For a perfectly Pesach friendly alternative to barley, trying using a matzah ball mixture. One packet, follow direction according to the instructions until after the refrigeration step, only instead of forming balls, pour the entire mixture over your fully prepped cholent. In yiddish, they'd call it the "ghaniff" or "theif" for stealing all of the juice and flavors. The matzah mixture expands and forms a hermetic seal at the top of your crock pot locking in the flavors and preventing that overnight overflow that barley can so often cause. Growing up, my older brother and I would fight over how the cholent would be made that week. I was a barley guy. He used to slice his kishke and place it on top of the ghaniff. After being mixed and torn asunder with the ghaniff you get crunchy discernible bit of kishke....try it.

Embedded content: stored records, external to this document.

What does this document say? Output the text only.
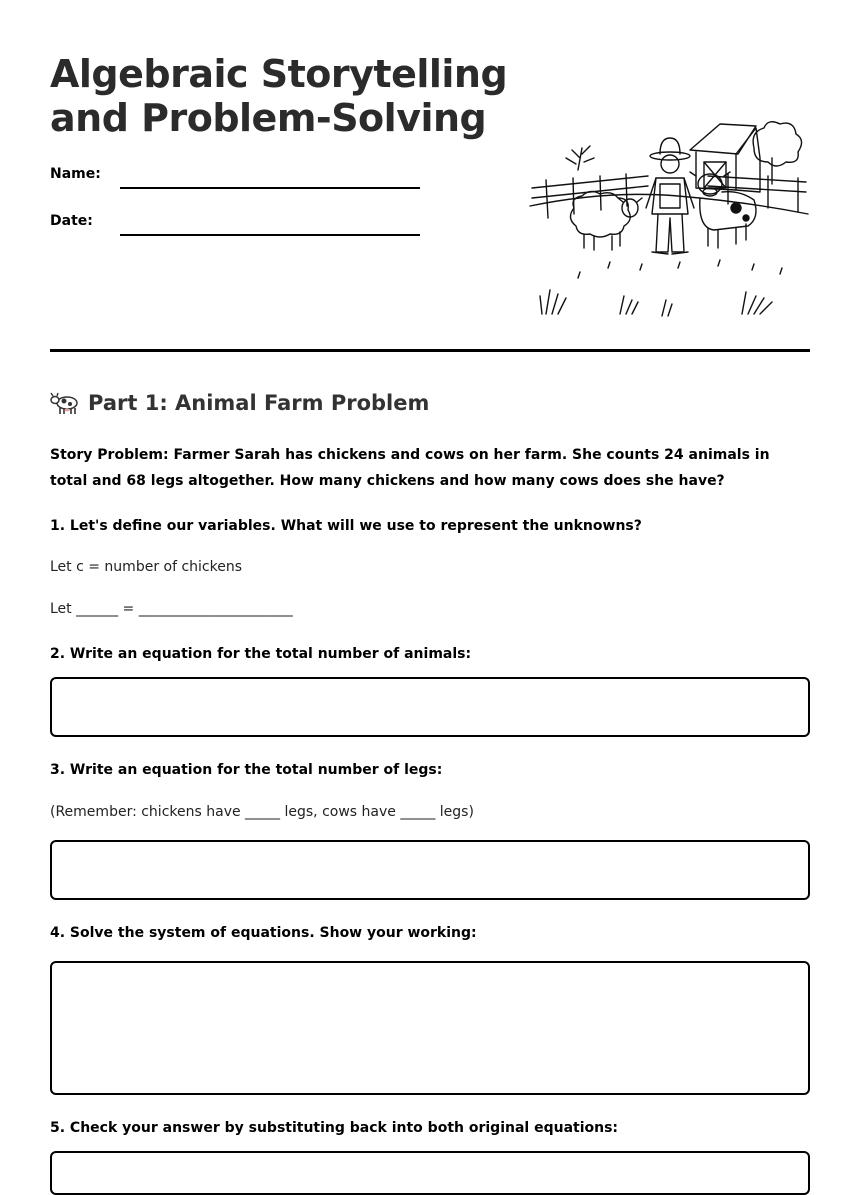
Algebraic Storytelling
and Problem-Solving
Name:
Date:
Part 1: Animal Farm Problem

Story Problem: Farmer Sarah has chickens and cows on her farm. She counts 24 animals in total and 68 legs altogether. How many chickens and how many cows does she have?

1. Let's define our variables. What will we use to represent the unknowns?

Let c = number of chickens

Let ______ = ______________________

2. Write an equation for the total number of animals:

3. Write an equation for the total number of legs:

(Remember: chickens have _____ legs, cows have _____ legs)

4. Solve the system of equations. Show your working:

5. Check your answer by substituting back into both original equations:
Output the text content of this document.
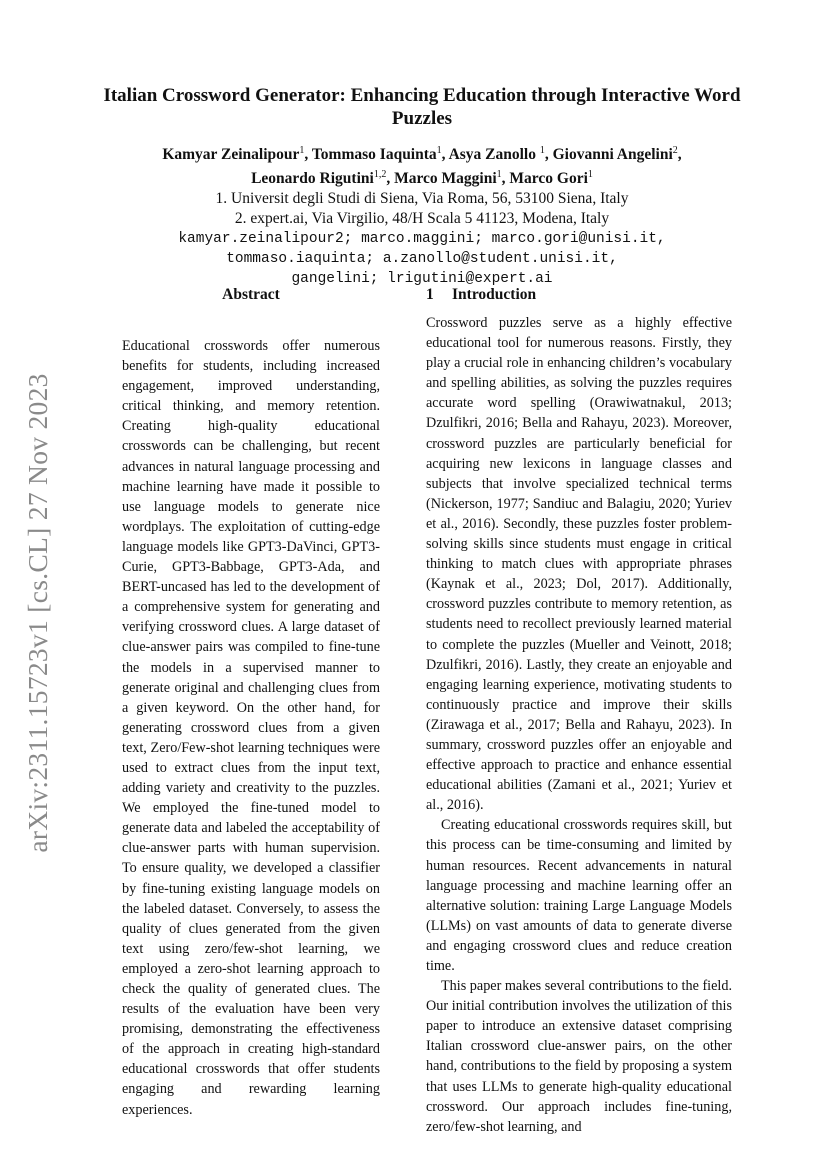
arXiv:2311.15723v1 [cs.CL] 27 Nov 2023
Italian Crossword Generator: Enhancing Education through Interactive Word Puzzles
Kamyar Zeinalipour$^1$, Tommaso Iaquinta$^1$, Asya Zanollo $^1$, Giovanni Angelini$^2$,
Leonardo Rigutini$^{1,2}$, Marco Maggini$^1$, Marco Gori$^1$
1. Universit degli Studi di Siena, Via Roma, 56, 53100 Siena, Italy
2. expert.ai, Via Virgilio, 48/H Scala 5 41123, Modena, Italy
kamyar.zeinalipour2; marco.maggini; marco.gori@unisi.it,
tommaso.iaquinta; a.zanollo@student.unisi.it,
gangelini; lrigutini@expert.ai
Abstract

Educational crosswords offer numerous benefits for students, including increased engagement, improved understanding, critical thinking, and memory retention. Creating high-quality educational crosswords can be challenging, but recent advances in natural language processing and machine learning have made it possible to use language models to generate nice wordplays. The exploitation of cutting-edge language models like GPT3-DaVinci, GPT3-Curie, GPT3-Babbage, GPT3-Ada, and BERT-uncased has led to the development of a comprehensive system for generating and verifying crossword clues. A large dataset of clue-answer pairs was compiled to fine-tune the models in a supervised manner to generate original and challenging clues from a given keyword. On the other hand, for generating crossword clues from a given text, Zero/Few-shot learning techniques were used to extract clues from the input text, adding variety and creativity to the puzzles. We employed the fine-tuned model to generate data and labeled the acceptability of clue-answer parts with human supervision. To ensure quality, we developed a classifier by fine-tuning existing language models on the labeled dataset. Conversely, to assess the quality of clues generated from the given text using zero/few-shot learning, we employed a zero-shot learning approach to check the quality of generated clues. The results of the evaluation have been very promising, demonstrating the effectiveness of the approach in creating high-standard educational crosswords that offer students engaging and rewarding learning experiences.

1 Introduction

Crossword puzzles serve as a highly effective educational tool for numerous reasons. Firstly, they play a crucial role in enhancing children’s vocabulary and spelling abilities, as solving the puzzles requires accurate word spelling (Orawiwatnakul, 2013; Dzulfikri, 2016; Bella and Rahayu, 2023). Moreover, crossword puzzles are particularly beneficial for acquiring new lexicons in language classes and subjects that involve specialized technical terms (Nickerson, 1977; Sandiuc and Balagiu, 2020; Yuriev et al., 2016). Secondly, these puzzles foster problem-solving skills since students must engage in critical thinking to match clues with appropriate phrases (Kaynak et al., 2023; Dol, 2017). Additionally, crossword puzzles contribute to memory retention, as students need to recollect previously learned material to complete the puzzles (Mueller and Veinott, 2018; Dzulfikri, 2016). Lastly, they create an enjoyable and engaging learning experience, motivating students to continuously practice and improve their skills (Zirawaga et al., 2017; Bella and Rahayu, 2023). In summary, crossword puzzles offer an enjoyable and effective approach to practice and enhance essential educational abilities (Zamani et al., 2021; Yuriev et al., 2016).

Creating educational crosswords requires skill, but this process can be time-consuming and limited by human resources. Recent advancements in natural language processing and machine learning offer an alternative solution: training Large Language Models (LLMs) on vast amounts of data to generate diverse and engaging crossword clues and reduce creation time.

This paper makes several contributions to the field. Our initial contribution involves the utilization of this paper to introduce an extensive dataset comprising Italian crossword clue-answer pairs, on the other hand, contributions to the field by proposing a system that uses LLMs to generate high-quality educational crossword. Our approach includes fine-tuning, zero/few-shot learning, and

In our house we make "yaptsuk" which I've found means something different to everyone I tell, so what we do is basically grind potatoes (by hand of course) along with onions, garlic, meat, salt, pepper, and a little bit of water into a crock pot and let it cook like a regular cholent
I actually make this the whole year round, because I got so sick of throwing out the regular old school bean cholent every week, and the potato-cholent/ yaptsuk gets finished every week
Sounds delicious! I just saw a recipe for an overnight kugel in one of the local papers and it looked like yours but with a different preparation (350 in oven for one hour then put in oven before shabbos tightly covered at 200 degrees). I like yours better since crock-pot cooking is more to my liking. I will definitely try this out this pesach.